Vögel existieren nicht. Nicht mehr. Einst bevölkerten die direkten Nachfahren der Dinosaurier die Erde und den Himmel. Dann kam der große Austausch – zumindest in den USA. Dort hat die Regierung das Federvieh schon längst ausgerottet. Was die US-Amerikaner heute als Vögel identifizieren, sind seit den 1970er Jahren eigentlich Roboter. Drohnen, die von den Geheimdiensten gebaut wurden, um die Bevölkerung auszuspionieren. Die angeblichen Augen der Tiere sind in Wahrheit Kameras und das Herz ist eigentlich eine Batterie. Es ist typisch für Vögel, auf Stromleitungen zu sitzen? Na klar, so laden die Flugroboter ihre Batterien auf.

Bevor Sie nun ihren Wellensittich aus dem Käfig zerren und sezieren – es handelt sich hier um eine Verschwörungserzählung – die nicht einmal "echt" ist. Trotzdem ist "Birds aren't real" zu einer Bewegung geworden, mit etwa 361.000 Followern nur auf Instagram, die Accounts auf anderen Kanälen können mit ähnlich hohen Zahlen von Fans aufwarten.

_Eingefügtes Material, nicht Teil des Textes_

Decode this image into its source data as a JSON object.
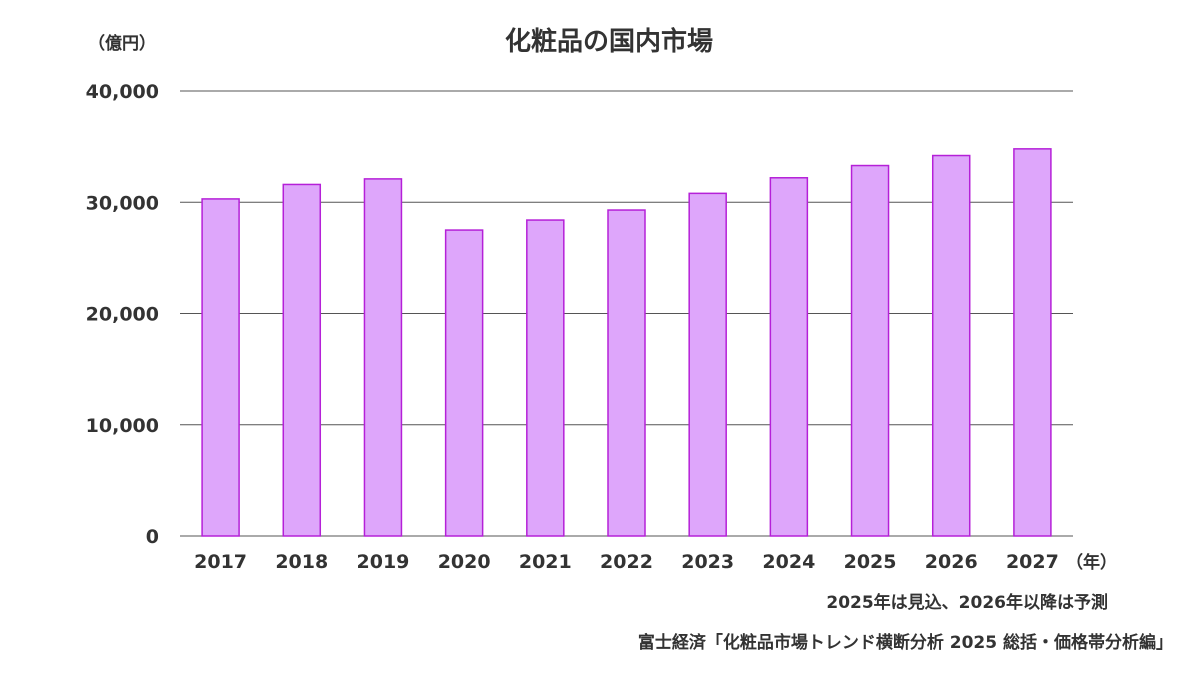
{
  "chart_data": {
    "type": "bar",
    "title": "化粧品の国内市場",
    "ylabel": "（億円）",
    "xlabel": "（年）",
    "ylim": [
      0,
      40000
    ],
    "yticks": [
      0,
      10000,
      20000,
      30000,
      40000
    ],
    "ytick_labels": [
      "0",
      "10,000",
      "20,000",
      "30,000",
      "40,000"
    ],
    "categories": [
      "2017",
      "2018",
      "2019",
      "2020",
      "2021",
      "2022",
      "2023",
      "2024",
      "2025",
      "2026",
      "2027"
    ],
    "values": [
      30300,
      31600,
      32100,
      27500,
      28400,
      29300,
      30800,
      32200,
      33300,
      34200,
      34800
    ],
    "grid": true,
    "legend": "none",
    "colors": {
      "bar_fill": "#dea6fb",
      "bar_edge": "#b520d8"
    }
  },
  "notes": {
    "forecast": "2025年は見込、2026年以降は予測",
    "source": "富士経済「化粧品市場トレンド横断分析 2025 総括・価格帯分析編」"
  }
}
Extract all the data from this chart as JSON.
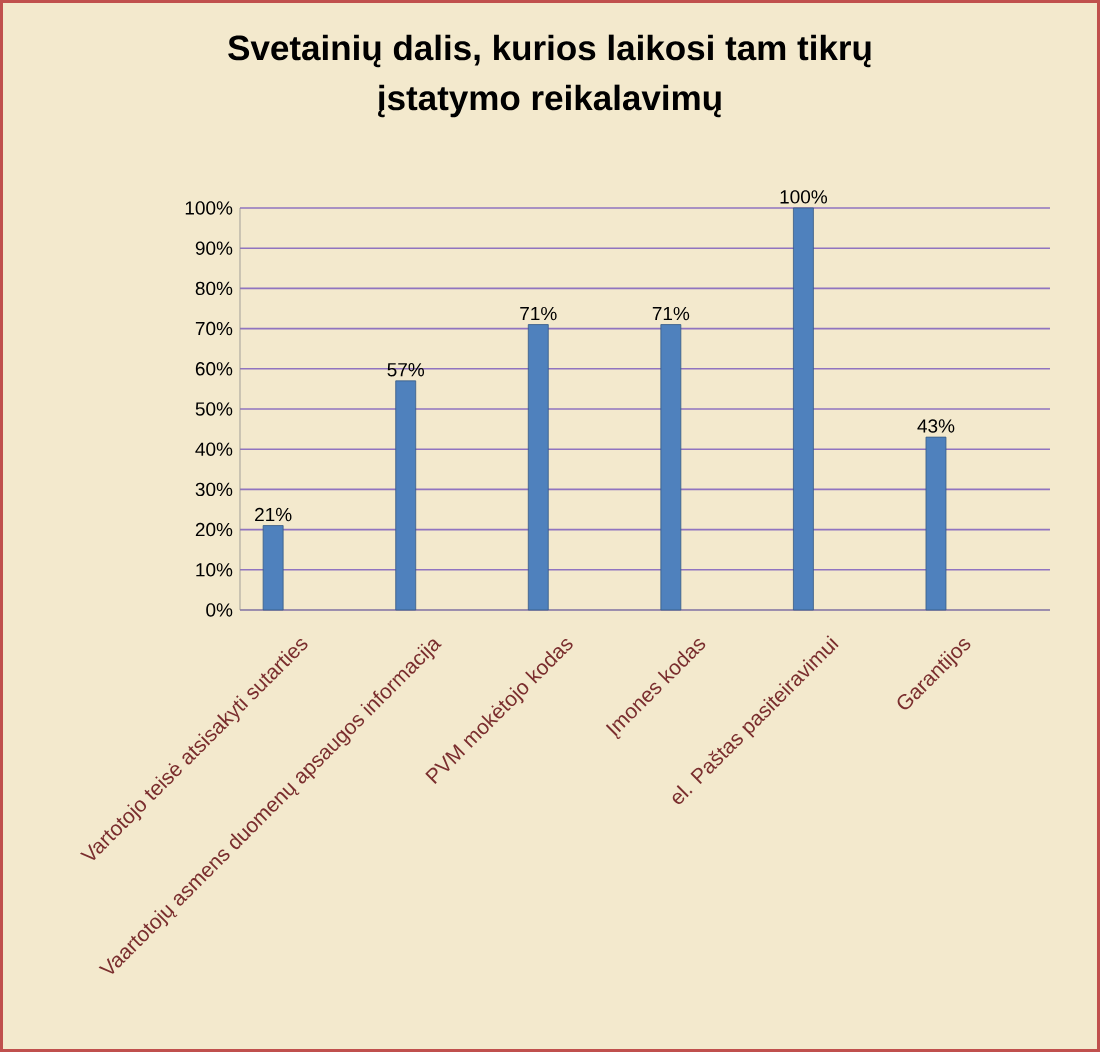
{
  "chart_data": {
    "type": "bar",
    "title": "Svetainių dalis, kurios laikosi tam tikrų įstatymo reikalavimų",
    "categories": [
      "Vartotojo teisė atsisakyti sutarties",
      "Vaartotojų asmens duomenų apsaugos informacija",
      "PVM mokėtojo kodas",
      "Įmones kodas",
      "el. Paštas pasiteiravimui",
      "Garantijos"
    ],
    "values": [
      21,
      57,
      71,
      71,
      100,
      43
    ],
    "color": "#4f81bd",
    "value_labels": [
      "21%",
      "57%",
      "71%",
      "71%",
      "100%",
      "43%"
    ],
    "ylim": [
      0,
      100
    ],
    "yticks": [
      {
        "value": 0,
        "label": "0%"
      },
      {
        "value": 10,
        "label": "10%"
      },
      {
        "value": 20,
        "label": "20%"
      },
      {
        "value": 30,
        "label": "30%"
      },
      {
        "value": 40,
        "label": "40%"
      },
      {
        "value": 50,
        "label": "50%"
      },
      {
        "value": 60,
        "label": "60%"
      },
      {
        "value": 70,
        "label": "70%"
      },
      {
        "value": 80,
        "label": "80%"
      },
      {
        "value": 90,
        "label": "90%"
      },
      {
        "value": 100,
        "label": "100%"
      }
    ],
    "grid": "y"
  }
}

Wenn der Vogel fliegt, spioniert er

Die Erzählung "Birds aren't real" ist aus einem spontanen Jux entstanden: Der inzwischen 23-jährige Peter McIndoe hat sie in die Welt gesetzt. Auf dem Women's March 2017 in Memphis, Tennessee wollte er sich über die rechten, verschwörungsgläubigen Gegendemonstranten lustig machen. Er hielt ihnen ein Schild mit der Parole "Birds aren't real" entgegen. Der Satz über die nichtexistierenden Piepmätze verbreitete sich wie ein Lauffeuer. In Memphis entwickelte sich ein Kult, die ganze Stadt wurde zugekleistert mit Graffitis und Stickern.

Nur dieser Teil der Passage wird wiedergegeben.